What did Blue sing about, she wondered. Her breath caught in her chest. She could remember the soft drift of his guitar music across the beach, over the crashing of the ocean. He hadn’t been singing that night. Someone else had-- what was his name? She could never remember. It never seemed to matter how many times she went to those beach parties, she always received more introductions than hellos.
Did he sing about love too? Cheesy words that made people smile and fall in love with him from across the bar? She found it hard to believe. Maybe not hard, but she didn’t want to. She didn’t like the thought that he could feed people lines about how beautiful they were and kissing women forever, and make those drunken girls in the corner fall in love with him. Would they fantasize a wedding day with him, or just fucking? She wagered it was the latter. She exhaled the breath that caught in her chest. She tried to ignore the thoughts of Blue and the helpless women.

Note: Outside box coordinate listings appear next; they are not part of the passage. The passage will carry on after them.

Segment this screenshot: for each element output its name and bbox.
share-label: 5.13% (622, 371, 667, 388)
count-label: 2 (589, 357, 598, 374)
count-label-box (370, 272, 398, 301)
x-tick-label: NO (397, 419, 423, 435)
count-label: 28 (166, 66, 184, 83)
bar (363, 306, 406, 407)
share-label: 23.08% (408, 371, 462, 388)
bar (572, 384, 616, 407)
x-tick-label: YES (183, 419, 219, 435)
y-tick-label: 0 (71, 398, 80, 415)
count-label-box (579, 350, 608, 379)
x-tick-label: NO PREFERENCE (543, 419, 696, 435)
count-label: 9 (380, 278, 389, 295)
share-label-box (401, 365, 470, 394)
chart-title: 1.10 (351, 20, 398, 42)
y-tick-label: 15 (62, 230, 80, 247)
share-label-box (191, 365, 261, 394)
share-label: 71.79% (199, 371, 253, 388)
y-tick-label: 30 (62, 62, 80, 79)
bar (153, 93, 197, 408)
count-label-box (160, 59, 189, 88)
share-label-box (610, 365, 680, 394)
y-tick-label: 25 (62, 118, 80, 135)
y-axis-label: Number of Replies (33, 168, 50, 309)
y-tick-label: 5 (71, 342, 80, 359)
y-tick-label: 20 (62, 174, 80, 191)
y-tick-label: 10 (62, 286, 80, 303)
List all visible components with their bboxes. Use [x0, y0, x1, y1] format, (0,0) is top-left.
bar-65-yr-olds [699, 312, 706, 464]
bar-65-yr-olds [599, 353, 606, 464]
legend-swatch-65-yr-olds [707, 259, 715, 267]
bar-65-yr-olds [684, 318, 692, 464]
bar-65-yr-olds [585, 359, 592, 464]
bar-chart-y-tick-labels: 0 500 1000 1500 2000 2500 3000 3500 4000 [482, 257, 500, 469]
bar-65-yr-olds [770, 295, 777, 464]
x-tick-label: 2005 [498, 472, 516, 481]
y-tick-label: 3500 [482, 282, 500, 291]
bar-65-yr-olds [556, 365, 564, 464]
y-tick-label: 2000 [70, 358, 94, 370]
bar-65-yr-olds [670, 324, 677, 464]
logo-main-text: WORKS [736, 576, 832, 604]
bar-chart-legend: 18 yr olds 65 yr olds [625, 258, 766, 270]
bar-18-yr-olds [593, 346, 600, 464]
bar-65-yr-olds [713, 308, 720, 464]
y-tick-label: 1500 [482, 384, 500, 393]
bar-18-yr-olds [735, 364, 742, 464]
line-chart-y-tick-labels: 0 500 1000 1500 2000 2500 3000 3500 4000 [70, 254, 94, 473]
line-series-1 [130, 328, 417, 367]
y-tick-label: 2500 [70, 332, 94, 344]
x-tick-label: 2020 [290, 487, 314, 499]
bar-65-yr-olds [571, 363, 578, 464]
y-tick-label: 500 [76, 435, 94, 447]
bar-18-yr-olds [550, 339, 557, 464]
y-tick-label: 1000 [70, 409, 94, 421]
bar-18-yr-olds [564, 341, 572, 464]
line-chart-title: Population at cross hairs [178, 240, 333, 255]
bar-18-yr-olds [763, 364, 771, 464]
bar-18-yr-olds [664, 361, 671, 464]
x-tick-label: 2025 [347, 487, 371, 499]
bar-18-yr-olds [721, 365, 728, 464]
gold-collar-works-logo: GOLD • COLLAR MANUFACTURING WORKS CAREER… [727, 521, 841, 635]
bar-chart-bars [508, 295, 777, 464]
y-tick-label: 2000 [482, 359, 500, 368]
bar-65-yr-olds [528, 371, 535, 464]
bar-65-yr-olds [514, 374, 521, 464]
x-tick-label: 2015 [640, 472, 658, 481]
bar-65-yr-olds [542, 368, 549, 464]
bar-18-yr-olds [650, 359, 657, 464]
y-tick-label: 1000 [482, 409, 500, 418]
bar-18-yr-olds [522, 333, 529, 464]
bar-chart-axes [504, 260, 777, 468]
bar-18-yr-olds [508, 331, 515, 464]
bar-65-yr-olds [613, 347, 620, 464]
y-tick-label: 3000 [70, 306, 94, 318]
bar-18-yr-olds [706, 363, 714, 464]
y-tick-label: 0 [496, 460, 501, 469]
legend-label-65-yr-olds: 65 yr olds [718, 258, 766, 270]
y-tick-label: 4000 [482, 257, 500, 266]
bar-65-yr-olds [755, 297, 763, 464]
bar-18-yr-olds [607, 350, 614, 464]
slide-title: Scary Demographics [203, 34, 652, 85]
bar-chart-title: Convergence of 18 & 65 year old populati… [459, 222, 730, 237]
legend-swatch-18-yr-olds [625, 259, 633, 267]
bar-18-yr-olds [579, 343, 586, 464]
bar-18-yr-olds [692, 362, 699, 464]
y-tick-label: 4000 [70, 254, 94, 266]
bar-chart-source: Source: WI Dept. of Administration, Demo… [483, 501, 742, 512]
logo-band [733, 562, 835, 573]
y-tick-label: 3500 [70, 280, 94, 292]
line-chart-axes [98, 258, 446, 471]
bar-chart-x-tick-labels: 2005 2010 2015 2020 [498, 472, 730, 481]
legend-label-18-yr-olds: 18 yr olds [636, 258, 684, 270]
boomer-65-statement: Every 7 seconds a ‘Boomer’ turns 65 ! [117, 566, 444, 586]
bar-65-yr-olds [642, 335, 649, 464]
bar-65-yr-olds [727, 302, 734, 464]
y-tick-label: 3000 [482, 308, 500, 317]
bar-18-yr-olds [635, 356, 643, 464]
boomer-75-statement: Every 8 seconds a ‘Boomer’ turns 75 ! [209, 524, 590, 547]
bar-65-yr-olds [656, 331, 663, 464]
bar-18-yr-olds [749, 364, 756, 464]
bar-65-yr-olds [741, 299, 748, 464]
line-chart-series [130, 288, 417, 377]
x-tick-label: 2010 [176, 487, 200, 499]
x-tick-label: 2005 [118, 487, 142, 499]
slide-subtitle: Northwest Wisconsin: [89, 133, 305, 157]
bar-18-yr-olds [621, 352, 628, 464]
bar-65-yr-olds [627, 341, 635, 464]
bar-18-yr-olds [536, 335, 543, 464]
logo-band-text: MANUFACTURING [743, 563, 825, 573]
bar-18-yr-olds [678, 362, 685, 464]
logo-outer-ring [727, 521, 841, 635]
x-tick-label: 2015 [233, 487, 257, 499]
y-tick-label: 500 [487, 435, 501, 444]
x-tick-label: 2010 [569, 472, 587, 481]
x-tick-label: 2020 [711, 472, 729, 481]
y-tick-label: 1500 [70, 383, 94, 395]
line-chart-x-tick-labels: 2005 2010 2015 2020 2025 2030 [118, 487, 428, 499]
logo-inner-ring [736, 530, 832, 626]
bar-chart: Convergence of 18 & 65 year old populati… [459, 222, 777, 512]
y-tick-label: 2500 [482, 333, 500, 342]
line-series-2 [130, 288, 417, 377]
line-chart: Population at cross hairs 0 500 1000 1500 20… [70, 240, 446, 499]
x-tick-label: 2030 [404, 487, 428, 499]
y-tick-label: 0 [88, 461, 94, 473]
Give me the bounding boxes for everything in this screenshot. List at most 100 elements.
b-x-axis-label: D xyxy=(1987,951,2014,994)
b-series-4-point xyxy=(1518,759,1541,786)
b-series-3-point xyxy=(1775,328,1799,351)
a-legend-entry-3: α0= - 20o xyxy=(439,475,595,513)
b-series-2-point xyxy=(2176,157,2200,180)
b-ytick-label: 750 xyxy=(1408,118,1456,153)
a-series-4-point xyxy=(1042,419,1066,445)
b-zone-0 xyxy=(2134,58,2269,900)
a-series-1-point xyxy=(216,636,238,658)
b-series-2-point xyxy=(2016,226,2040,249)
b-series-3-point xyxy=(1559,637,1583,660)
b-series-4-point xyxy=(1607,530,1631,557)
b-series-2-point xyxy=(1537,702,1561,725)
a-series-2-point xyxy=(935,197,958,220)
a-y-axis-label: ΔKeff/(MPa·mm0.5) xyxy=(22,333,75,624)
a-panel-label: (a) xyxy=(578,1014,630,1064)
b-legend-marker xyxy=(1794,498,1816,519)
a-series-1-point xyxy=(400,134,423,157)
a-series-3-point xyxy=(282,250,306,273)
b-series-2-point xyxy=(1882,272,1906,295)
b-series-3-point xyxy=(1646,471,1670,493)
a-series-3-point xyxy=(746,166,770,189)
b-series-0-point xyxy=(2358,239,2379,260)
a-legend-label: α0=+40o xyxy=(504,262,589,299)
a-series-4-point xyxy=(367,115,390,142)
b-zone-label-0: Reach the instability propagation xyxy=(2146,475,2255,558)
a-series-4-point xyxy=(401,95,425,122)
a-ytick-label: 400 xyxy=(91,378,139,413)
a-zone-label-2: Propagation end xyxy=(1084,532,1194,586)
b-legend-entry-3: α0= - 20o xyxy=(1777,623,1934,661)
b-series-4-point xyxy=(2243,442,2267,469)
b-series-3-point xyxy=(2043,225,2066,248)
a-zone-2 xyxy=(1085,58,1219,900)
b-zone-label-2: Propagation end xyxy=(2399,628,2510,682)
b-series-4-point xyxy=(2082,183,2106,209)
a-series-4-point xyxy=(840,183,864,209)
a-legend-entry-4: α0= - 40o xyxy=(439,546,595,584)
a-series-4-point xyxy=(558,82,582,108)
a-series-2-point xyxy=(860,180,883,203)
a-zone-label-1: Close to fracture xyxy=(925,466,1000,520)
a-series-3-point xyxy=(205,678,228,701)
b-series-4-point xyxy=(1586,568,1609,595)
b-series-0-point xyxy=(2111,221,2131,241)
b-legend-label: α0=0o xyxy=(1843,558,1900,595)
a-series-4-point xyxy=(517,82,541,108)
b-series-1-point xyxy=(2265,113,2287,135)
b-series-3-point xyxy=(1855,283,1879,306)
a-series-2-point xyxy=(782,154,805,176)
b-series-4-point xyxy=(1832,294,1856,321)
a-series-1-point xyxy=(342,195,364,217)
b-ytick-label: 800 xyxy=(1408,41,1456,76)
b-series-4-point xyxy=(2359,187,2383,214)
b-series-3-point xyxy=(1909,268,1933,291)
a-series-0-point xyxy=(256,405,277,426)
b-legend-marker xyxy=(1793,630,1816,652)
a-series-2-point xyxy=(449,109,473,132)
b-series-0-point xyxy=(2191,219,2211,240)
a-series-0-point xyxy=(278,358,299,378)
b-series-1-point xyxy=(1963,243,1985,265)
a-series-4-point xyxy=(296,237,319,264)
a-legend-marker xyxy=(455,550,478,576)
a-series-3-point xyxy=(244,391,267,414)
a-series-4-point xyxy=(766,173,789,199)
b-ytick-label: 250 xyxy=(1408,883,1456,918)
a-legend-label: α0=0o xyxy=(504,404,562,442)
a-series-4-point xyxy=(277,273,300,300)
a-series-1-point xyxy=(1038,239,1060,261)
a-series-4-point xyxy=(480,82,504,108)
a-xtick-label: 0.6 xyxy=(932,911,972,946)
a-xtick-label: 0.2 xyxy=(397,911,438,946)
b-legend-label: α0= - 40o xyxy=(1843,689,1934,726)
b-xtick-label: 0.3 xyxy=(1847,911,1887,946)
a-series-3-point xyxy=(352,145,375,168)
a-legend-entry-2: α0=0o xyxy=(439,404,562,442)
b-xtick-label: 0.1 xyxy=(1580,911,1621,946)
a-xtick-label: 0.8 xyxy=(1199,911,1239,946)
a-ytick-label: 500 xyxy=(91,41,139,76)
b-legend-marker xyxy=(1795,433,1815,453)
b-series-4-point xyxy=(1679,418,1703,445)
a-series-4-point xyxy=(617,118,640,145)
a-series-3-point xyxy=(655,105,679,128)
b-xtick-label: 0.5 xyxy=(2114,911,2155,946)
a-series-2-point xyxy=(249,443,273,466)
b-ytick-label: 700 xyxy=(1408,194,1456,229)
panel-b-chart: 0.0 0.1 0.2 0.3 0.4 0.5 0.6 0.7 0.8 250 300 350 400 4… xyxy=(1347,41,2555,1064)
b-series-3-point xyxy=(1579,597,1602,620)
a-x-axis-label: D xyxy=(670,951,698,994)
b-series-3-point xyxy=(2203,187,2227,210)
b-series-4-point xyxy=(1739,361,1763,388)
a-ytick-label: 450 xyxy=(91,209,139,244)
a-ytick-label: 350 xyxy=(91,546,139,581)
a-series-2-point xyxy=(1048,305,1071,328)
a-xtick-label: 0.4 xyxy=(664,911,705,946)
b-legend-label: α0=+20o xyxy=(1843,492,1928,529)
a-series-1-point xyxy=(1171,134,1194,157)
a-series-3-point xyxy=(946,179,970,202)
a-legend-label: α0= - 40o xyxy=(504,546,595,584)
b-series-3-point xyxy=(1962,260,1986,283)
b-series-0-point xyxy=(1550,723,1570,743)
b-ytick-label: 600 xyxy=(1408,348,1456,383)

She sang The Velvet Revolver’s song to herself as she stretched out on her bed. Thoughts of Tate and their childhood were more comfortable to her than thoughts of the man on the beach. At least she knew where memories ended. They didn’t end with hUer fantasizing about a man she didn’t know. They didn’t end with her becoming one of those helpless women, those Blind Sues. They ended with her feeling safe in her small hovel.
They ended with her feeling like she had escaped. She was able to breathe then.